In the amorphousizing mode, the recording film at the recording position is melted to enter the liquid phase and is recrystallized in an abrupt cooling process from the liquid phase to the solid phase so that its crystallization rate remains constant and is 40%. On the other hand, in the crystallizing mode, the film is not melted, and one round process of the crystallizing mode can not provide a complete crystalline state with the crystallization rate of 100 % so that the influence of the old crystallization rate of the recording position before new crystallization is left as a previous history. If the previous phase at the recording position is crystalline as previous history, the crystallization rate has already reached 80%, and the remaining 20% part of amorphous portion which is not still crystallized is facilitated to be crystallized. The crystallization rate of the amorphous portion (uncrystallized portion) is 80% when the new crystallizing is carried out by once irradiating laser. Thus, the new crystallization rate after having experienced the crystallizing mode becomes 96% (the initial crystallization rate of 80% plus the crystallization facilitating rate of 16% for the uncrystallized portion). If the previous history has experienced the amorphousizing mode just before, the initial crystallization rate is 40%, and the new crystallization rate after having experienced the crystallizing mode this time becomes 88% (the initial crystallization rate of 40% plus the crystallization facilitating rate of 48%).

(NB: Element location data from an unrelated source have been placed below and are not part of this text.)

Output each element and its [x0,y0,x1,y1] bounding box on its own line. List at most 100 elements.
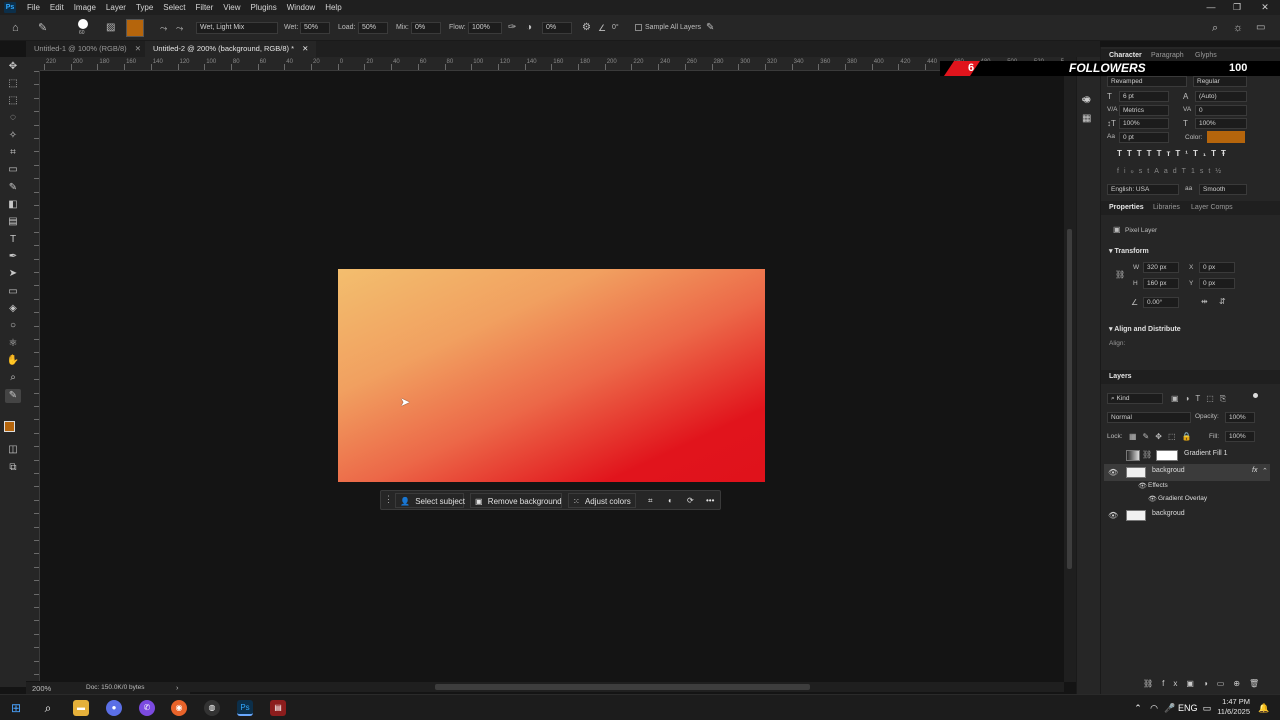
wet-field[interactable]: 50% [300,22,330,34]
flip-vertical-icon[interactable]: ⇵ [1219,297,1226,306]
opacity-field[interactable]: 100% [1225,412,1255,423]
vertical-scrollbar[interactable] [1064,57,1076,682]
tab-untitled-1[interactable]: Untitled-1 @ 100% (RGB/8) ✕ [26,41,149,57]
text-color-swatch[interactable] [1207,131,1245,143]
antialias-select[interactable]: Smooth [1199,184,1247,195]
tab-layer-comps[interactable]: Layer Comps [1191,201,1233,215]
screen-mode-icon[interactable]: ⧉ [5,461,21,475]
tab-close-icon[interactable]: ✕ [302,44,308,53]
clock-time[interactable]: 1:47 PM [1200,697,1250,706]
ellipse-tool-icon[interactable]: ○ [5,319,21,333]
adjust-colors-button[interactable]: ⁙ Adjust colors [568,493,636,508]
menu-type[interactable]: Type [131,3,158,12]
brush-tool-icon[interactable]: ✎ [5,181,21,195]
flip-horizontal-icon[interactable]: ⇹ [1201,297,1208,306]
flow-field[interactable]: 100% [468,22,502,34]
rectangle-tool-icon[interactable]: ▭ [5,285,21,299]
smoothing-icon[interactable]: ◑ [526,15,532,41]
align-section-title[interactable]: ▾ Align and Distribute [1109,325,1181,333]
menu-view[interactable]: View [218,3,245,12]
gradient-canvas[interactable] [338,269,765,482]
status-arrow-icon[interactable]: › [176,683,179,692]
font-size-field[interactable]: 6 pt [1119,91,1169,102]
horizontal-scrollbar[interactable] [190,682,1064,692]
grid-panel-icon[interactable]: ▦ [1082,113,1091,124]
tab-layers[interactable]: Layers [1109,370,1132,384]
tab-properties[interactable]: Properties [1109,201,1144,215]
settings-gear-icon[interactable]: ⚙ [582,15,591,41]
tray-chevron-icon[interactable]: ⌃ [1130,700,1146,716]
viber-icon[interactable]: ✆ [139,700,155,716]
eraser-tool-icon[interactable]: ◧ [5,198,21,212]
crop-icon[interactable]: ⌗ [644,493,653,508]
minimize-icon[interactable]: — [1198,0,1224,15]
workspace-icon[interactable]: ▭ [1256,15,1265,41]
menu-select[interactable]: Select [158,3,190,12]
pen-tool-icon[interactable]: ✒ [5,250,21,264]
tab-libraries[interactable]: Libraries [1153,201,1180,215]
mix-field[interactable]: 0% [411,22,441,34]
move-tool-icon[interactable]: ✥ [5,60,21,74]
layer-row-gradient-fill[interactable]: ⛓ Gradient Fill 1 [1104,447,1270,464]
visibility-eye-icon[interactable]: 👁 [1108,511,1118,520]
height-field[interactable]: 160 px [1143,278,1179,289]
layer-filter-icons[interactable]: ▣◑T⬚⎘ [1171,394,1232,404]
search-icon[interactable]: ⌕ [40,700,56,716]
clean-brush-icon[interactable]: ⤳ [176,15,183,41]
zoom-tool-icon[interactable]: ⌕ [5,371,21,385]
pressure-icon[interactable]: ✎ [706,15,714,41]
kerning-field[interactable]: Metrics [1119,105,1169,116]
foreground-color-swatch[interactable] [4,421,15,432]
effect-eye-icon[interactable]: 👁 [1138,482,1147,490]
menu-edit[interactable]: Edit [45,3,69,12]
winrar-icon[interactable]: ▤ [270,700,286,716]
quick-select-tool-icon[interactable]: ✧ [5,129,21,143]
wifi-icon[interactable]: ◠ [1146,700,1162,716]
y-field[interactable]: 0 px [1199,278,1235,289]
airbrush-icon[interactable]: ✑ [508,15,516,41]
layer-row-gradient-overlay[interactable]: 👁 Gradient Overlay [1104,494,1270,507]
menu-help[interactable]: Help [320,3,346,12]
load-field[interactable]: 50% [358,22,388,34]
notifications-icon[interactable]: 🔔 [1256,700,1272,716]
font-family-select[interactable]: Revamped [1107,76,1187,87]
horizontal-scale-field[interactable]: 100% [1195,118,1247,129]
menu-window[interactable]: Window [282,3,320,12]
adjustment-icon[interactable]: ◐ [664,493,673,508]
mixer-brush-tool-icon[interactable]: ✎ [5,389,21,403]
drag-handle-icon[interactable]: ⋮ [384,494,393,505]
marquee-tool-icon[interactable]: ⬚ [5,94,21,108]
menu-file[interactable]: File [22,3,45,12]
tab-untitled-2[interactable]: Untitled-2 @ 200% (background, RGB/8) * … [145,41,317,57]
windows-start-icon[interactable]: ⊞ [8,700,24,716]
zoom-level[interactable]: 200% [32,684,51,693]
clock-date[interactable]: 11/6/2025 [1200,707,1250,716]
paint-bucket-tool-icon[interactable]: ◈ [5,302,21,316]
tab-close-icon[interactable]: ✕ [135,44,141,53]
collapse-arrow-icon[interactable]: ⌃ [1262,467,1268,475]
language-select[interactable]: English: USA [1107,184,1179,195]
remove-background-button[interactable]: ▣ Remove background [470,493,562,508]
more-options-button[interactable]: ••• [702,493,714,508]
width-field[interactable]: 320 px [1143,262,1179,273]
obs-icon[interactable]: ◍ [204,700,220,716]
path-select-tool-icon[interactable]: ➤ [5,267,21,281]
character-panel-icon[interactable]: ⚯ [1082,95,1090,106]
sample-all-layers-checkbox[interactable] [635,24,642,31]
patch-tool-icon[interactable]: ⚛ [5,337,21,351]
menu-plugins[interactable]: Plugins [246,3,282,12]
layer-row-backgroud-effects[interactable]: 👁 backgroud fx ⌃ [1104,464,1270,481]
firefox-icon[interactable]: ◉ [171,700,187,716]
transform-section-title[interactable]: ▾ Transform [1109,247,1149,255]
angle-icon[interactable]: ∠ [598,15,606,41]
opentype-buttons[interactable]: fiℴstAadT1st½ [1117,167,1226,175]
overlay-eye-icon[interactable]: 👁 [1148,495,1157,503]
link-icon[interactable]: ⛓ [1115,270,1125,279]
angle-field[interactable]: 0.00° [1143,297,1179,308]
vertical-scroll-thumb[interactable] [1067,229,1072,569]
generate-icon[interactable]: ⟳ [683,493,694,508]
horizontal-scroll-thumb[interactable] [435,684,810,690]
mixer-brush-tool-icon[interactable]: ✎ [38,15,47,41]
blend-mode-select[interactable]: Normal [1107,412,1191,423]
font-style-select[interactable]: Regular [1193,76,1247,87]
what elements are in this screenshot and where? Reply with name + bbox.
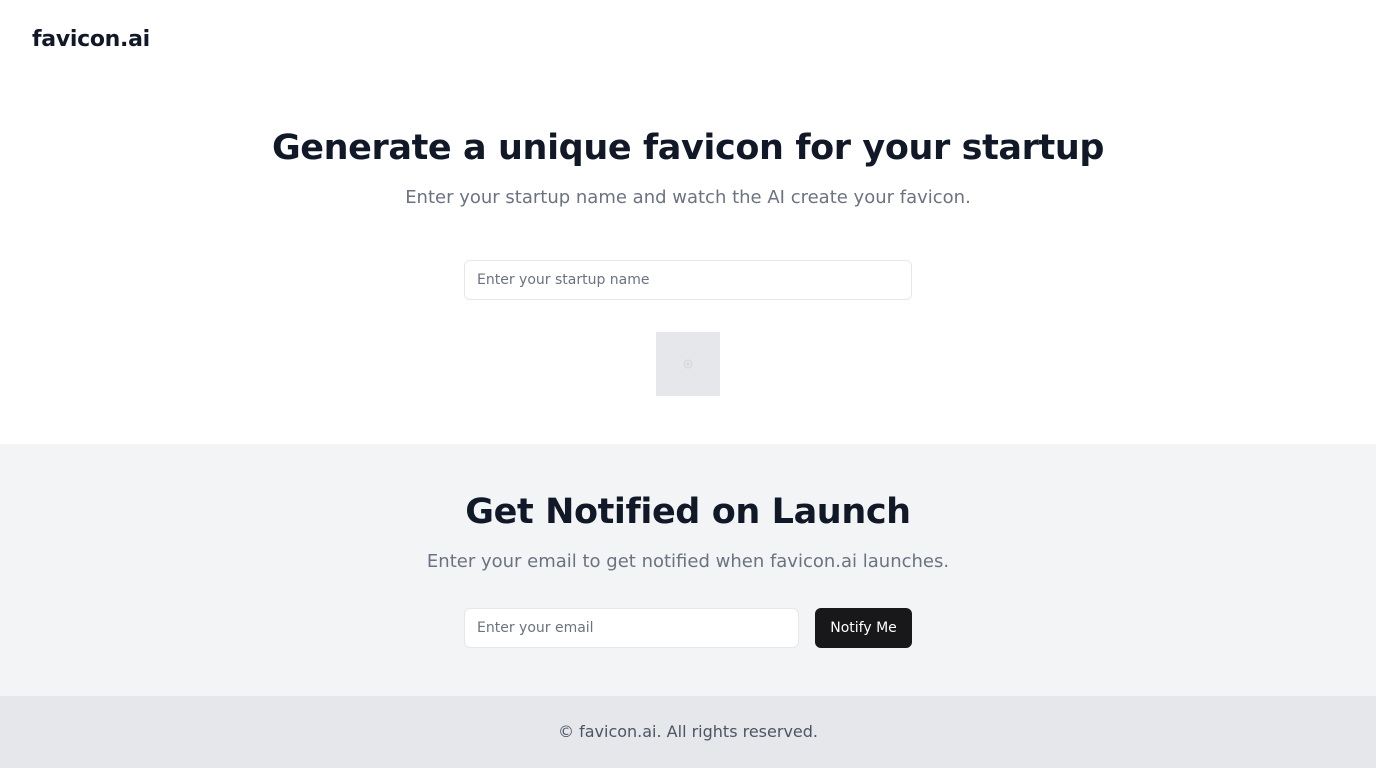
startup-name-input[interactable]: [464, 260, 912, 300]
hero-section: Generate a unique favicon for your start…: [0, 80, 1376, 444]
image-placeholder-icon: [683, 359, 693, 369]
logo[interactable]: favicon.ai: [32, 24, 150, 56]
site-header: favicon.ai: [0, 0, 1376, 80]
hero-subtitle: Enter your startup name and watch the AI…: [405, 187, 971, 208]
site-footer: © favicon.ai. All rights reserved.: [0, 696, 1376, 768]
hero-title: Generate a unique favicon for your start…: [271, 128, 1105, 168]
favicon-preview: [656, 332, 720, 396]
notify-section: Get Notified on Launch Enter your email …: [0, 444, 1376, 696]
notify-subtitle: Enter your email to get notified when fa…: [426, 551, 950, 572]
notify-me-button[interactable]: Notify Me: [815, 608, 912, 648]
notify-title: Get Notified on Launch: [465, 492, 911, 532]
email-input[interactable]: [464, 608, 799, 648]
copyright-text: © favicon.ai. All rights reserved.: [558, 722, 818, 741]
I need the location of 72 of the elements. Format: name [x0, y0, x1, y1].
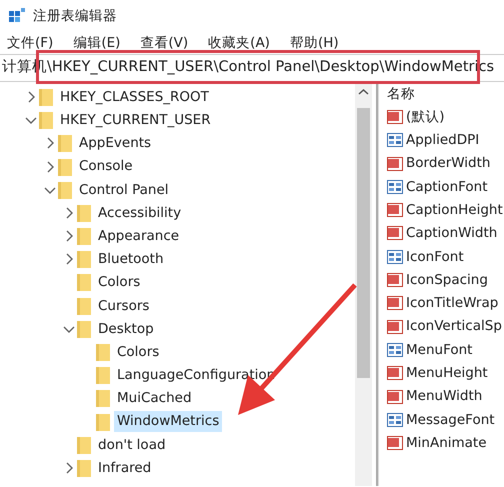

In this way, in the crystallizing mode, even though the recording film is in a crystalline phase, the film has portions with different crystallization rates of 96% and 88% which depend upon the previous history. This difference leads to incomplete erasing, which gives rise to a problem of providing an insufficient erasing ratio of the old data history in the overwrite.
This problem is particularly noticeable in an optical disk in a CAV (Constant Angular Velocity) system with constant rotating speed in which the linear speed is different in the inner and outer peripheries. The laser irradiation time for crystallizing the recording position is limited within the time t of a laser spot passing through the recording position. The time t is defined by t=(laser spot diameter)/(linear speed), and the laser spot diameter is set constant. In the CAV disk, the linear speed in the outer periphery is relatively large so that the laser irradiation time for crystallizing the recording position is shortened. Thus, the crystallization in the crystallizing mode can not be sufficiently facilitated so that the erasing ratio is disadvantageously lowered, particularly in the outer periphery. Further, in the prior art, the irradiation power P.sub.1 in the amorphousizing mode and the irradiation power P.sub.2 in the crystallizing mode are set at 20 mW and 10 mW, respectively (P.sub.1 /P.sub.2 =2) so that the width of the heating region at recording positions is varied in a track width direction for the amorphousizing mode and crystallizing mode. This also leads to incomplete erasure.